The steps they work on are some of the most difficult in the ballet lexicon, choreographed nearly 120 years ago by luminary choreographers Marius Petipa and Lev Ivanov.
"People sometimes say they don't understand why this role is so hard," Affrunti says. "It looks like you're doing nothing. That's what's difficult about it."
Black Swan pas de deux is like an Olympic event. She must execute leaps, turns, drops, long balances on pointe with her partner, and the historic 32 consecutive fouette turns - for a dancer, an Everest-level feat when performed on stage- all the while seducing Siegfried.
"Odette is beautiful and tragic," Kerr says. "Odile is the crowd pleaser. In act three, it's sheer abandonment. She's the fireworks."

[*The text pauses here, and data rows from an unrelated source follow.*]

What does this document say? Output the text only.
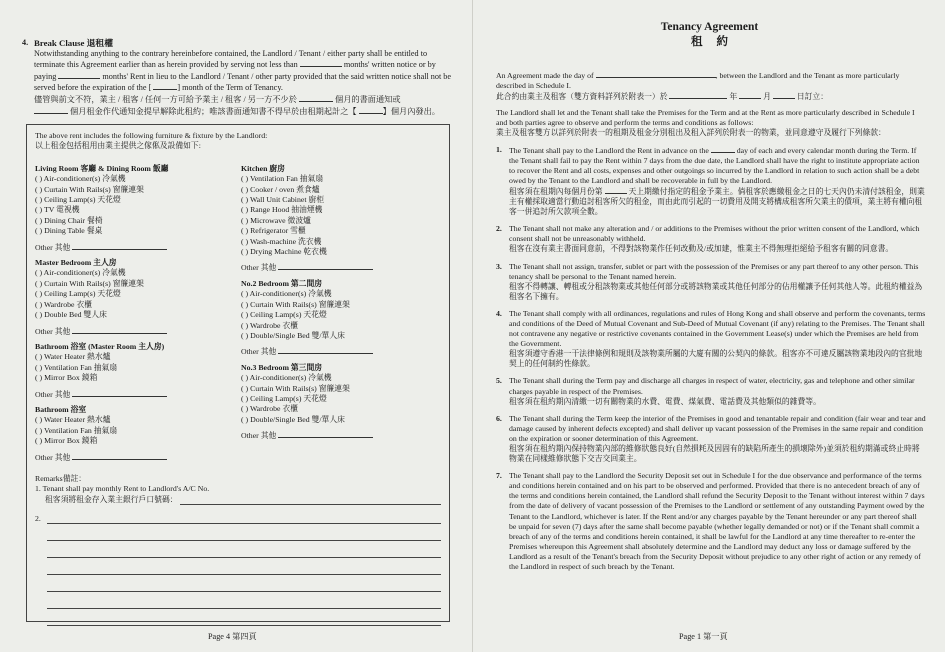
4. Break Clause 退租權
Notwithstanding anything to the contrary hereinbefore contained, the Landlord / Tenant / either party shall be entitled to terminate this Agreement earlier than as herein provided by serving not less than	months' written notice or by paying	months' Rent in lieu to the Landlord / Tenant / other party provided that the said written notice shall not be served before the expiration of the [	] month of the Term of Tenancy.
儘管與前文不符，業主 / 租客 / 任何一方可給予業主 / 租客 / 另一方不少於	個月的書面通知或
個月租金作代通知金提早解除此租約；唯該書面通知書不得早於由租期起計之【	】個月內發出。
The above rent includes the following furniture & fixture by the Landlord:
以上租金包括租用由業主提供之傢俬及設備如下:
Living Room 客廳 & Dining Room 飯廳
( ) Air-conditioner(s) 冷氣機
( ) Curtain With Rails(s) 窗簾連架
( ) Ceiling Lamp(s) 天花燈
( ) TV 電視機
( ) Dining Chair 餐椅
( ) Dining Table 餐桌
Other 其他
Master Bedroom 主人房
( ) Air-conditioner(s) 冷氣機
( ) Curtain With Rails(s) 窗簾連架
( ) Ceiling Lamp(s) 天花燈
( ) Wardrobe 衣櫃
( ) Double Bed 雙人床
Other 其他
Bathroom 浴室 (Master Room 主人房)
( ) Water Heater 熱水爐
( ) Ventilation Fan 抽氣扇
( ) Mirror Box 鏡箱
Other 其他
Bathroom 浴室
( ) Water Heater 熱水爐
( ) Ventilation Fan 抽氣扇
( ) Mirror Box 鏡箱
Other 其他
Kitchen 廚房
( ) Ventilation Fan 抽氣扇
( ) Cooker / oven 煮食爐
( ) Wall Unit Cabinet 廚柜
( ) Range Hood 抽油煙機
( ) Microwave 微波爐
( ) Refrigerator 雪櫃
( ) Wash-machine 洗衣機
( ) Drying Machine 乾衣機
Other 其他
No.2 Bedroom 第二間房
( ) Air-conditioner(s) 冷氣機
( ) Curtain With Rails(s) 窗簾連架
( ) Ceiling Lamp(s) 天花燈
( ) Wardrobe 衣櫃
( ) Double/Single Bed 雙/單人床
Other 其他
No.3 Bedroom 第三間房
( ) Air-conditioner(s) 冷氣機
( ) Curtain With Rails(s) 窗簾連架
( ) Ceiling Lamp(s) 天花燈
( ) Wardrobe 衣櫃
( ) Double/Single Bed 雙/單人床
Other 其他
Remarks備註：
1. Tenant shall pay monthly Rent to Landlord's A/C No.
租客須將租金存入業主銀行戶口號碼：
2.
Page 4 第四頁
Tenancy Agreement
租約

An Agreement made the day of	, between the Landlord and the Tenant as more particularly described in Schedule I.
此合約由業主及租客（雙方資料詳列於附表一）於	年	月	日訂立：

The Landlord shall let and the Tenant shall take the Premises for the Term and at the Rent as more particularly described in Schedule I and both parties agree to observe and perform the terms and conditions as follows:
業主及租客雙方以詳列於附表一的租期及租金分別租出及租入詳列於附表一的物業，並同意遵守及履行下列條款：

1. The Tenant shall pay to the Landlord the Rent in advance on the	day of each and every calendar month during the Term. If the Tenant shall fail to pay the Rent within 7 days from the due date, the Landlord shall have the right to institute appropriate action to recover the Rent and all costs, expenses and other outgoings so incurred by the Landlord in relation to such action shall be a debt owed by the Tenant to the Landlord and shall be recoverable in full by the Landlord.
租客須在租期內每個月份第	天上期繳付指定的租金予業主。倘租客於應繳租金之日的七天內仍未清付該租金，則業主有權採取適當行動追討租客所欠的租金，而由此而引起的一切費用及開支將構成租客所欠業主的債項，業主將有權向租客一併追討所欠款項全數。
2. The Tenant shall not make any alteration and / or additions to the Premises without the prior written consent of the Landlord, which consent shall not be unreasonably withheld.
租客在沒有業主書面同意前，不得對該物業作任何改動及/或加建，惟業主不得無理拒絕給予租客有關的同意書。
3. The Tenant shall not assign, transfer, sublet or part with the possession of the Premises or any part thereof to any other person. This tenancy shall be personal to the Tenant named herein.
租客不得轉讓、轉租或分租該物業或其他任何部分或將該物業或其他任何部分的佔用權讓予任何其他人等。此租約權益為租客名下擁有。
4. The Tenant shall comply with all ordinances, regulations and rules of Hong Kong and shall observe and perform the covenants, terms and conditions of the Deed of Mutual Covenant and Sub-Deed of Mutual Covenant (if any) relating to the Premises. The Tenant shall not contravene any negative or restrictive covenants contained in the Government Lease(s) under which the Premises are held from the Government.
租客須遵守香港一干法律條例和規則及該物業所屬的大廈有關的公契內的條款。租客亦不可違反屬該物業地段內的官批地契上的任何制約性條款。
5. The Tenant shall during the Term pay and discharge all charges in respect of water, electricity, gas and telephone and other similar charges payable in respect of the Premises.
租客須在租約期內清繳一切有關物業的水費、電費、煤氣費、電話費及其他類似的雜費等。
6. The Tenant shall during the Term keep the interior of the Premises in good and tenantable repair and condition (fair wear and tear and damage caused by inherent defects excepted) and shall deliver up vacant possession of the Premises in the same repair and condition on the expiration or sooner determination of this Agreement.
租客須在租約期內保持物業內部的維修狀態良好(自然損耗及因固有的缺陷所產生的損壞除外)並須於租約期滿或終止時將物業在同樣維修狀態下交吉交回業主。
7. The Tenant shall pay to the Landlord the Security Deposit set out in Schedule I for the due observance and performance of the terms and conditions herein contained and on his part to be observed and performed. Provided that there is no antecedent breach of any of the terms and conditions herein contained, the Landlord shall refund the Security Deposit to the Tenant without interest within 7 days from the date of delivery of vacant possession of the Premises to the Landlord or settlement of any outstanding Payment owed by the Tenant to the Landlord, whichever is later. If the Rent and/or any charges payable by the Tenant hereunder or any part thereof shall be unpaid for seven (7) days after the same shall become payable (whether legally demanded or not) or if the Tenant shall commit a breach of any of the terms and conditions herein contained, it shall be lawful for the Landlord at any time thereafter to re-enter the Premises whereupon this Agreement shall absolutely determine and the Landlord may deduct any loss or damage suffered by the Landlord as a result of the Tenant's breach from the Security Deposit without prejudice to any other right of action or any remedy of the Landlord in respect of such breach by the Tenant.
Page 1 第一頁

Taking on this ballet is a monumental task for any company, but especially one as small and nimble as Ballet Idaho. Roles are double and triple cast. The choreography is difficult even for the smallest of roles, from the pas de quartre (four cygnets who perform with military-like precision in the second act) to the pas de trois (three courtiers who perform in the first act).
Compared to other large-scale story ballets such as "The Sleeping Beauty" and "Cinderella," the drama and passion of this one heightens the stakes, artistic director Peter Anastos says.
"Every finger must be synchronized," he says. "I didn't realize how monumental this is until we were in the middle of it. And the company is really coming together. They all realize how big this is."
The ballet also has an epic history.
"Swan Lake" was, in a way, Tchaikovsky's swan song. Written in 1887, it was his first ballet score - uneven and unwieldy, filled with the feeling of tragedy Tchaikovsky knew in his life.
He never saw it succeed. Its first two productions by lesser companies failed before Marius Petipa and the Imperial Russian Ballet made it a success.
By the time Petipa decided to restage it in 1895, Tchaikovsky had two successful scores to his name: "The Sleeping Beauty" and "The Nutcracker."
But Tchaikovsky died before Petipa could have him rework "Swan Lake." Petipa's conductor Riccardo Drigo arranged it and his assistant Lev Ivanov choreographed the second act. The first time it was performed was at Tchaikovsky's memorial.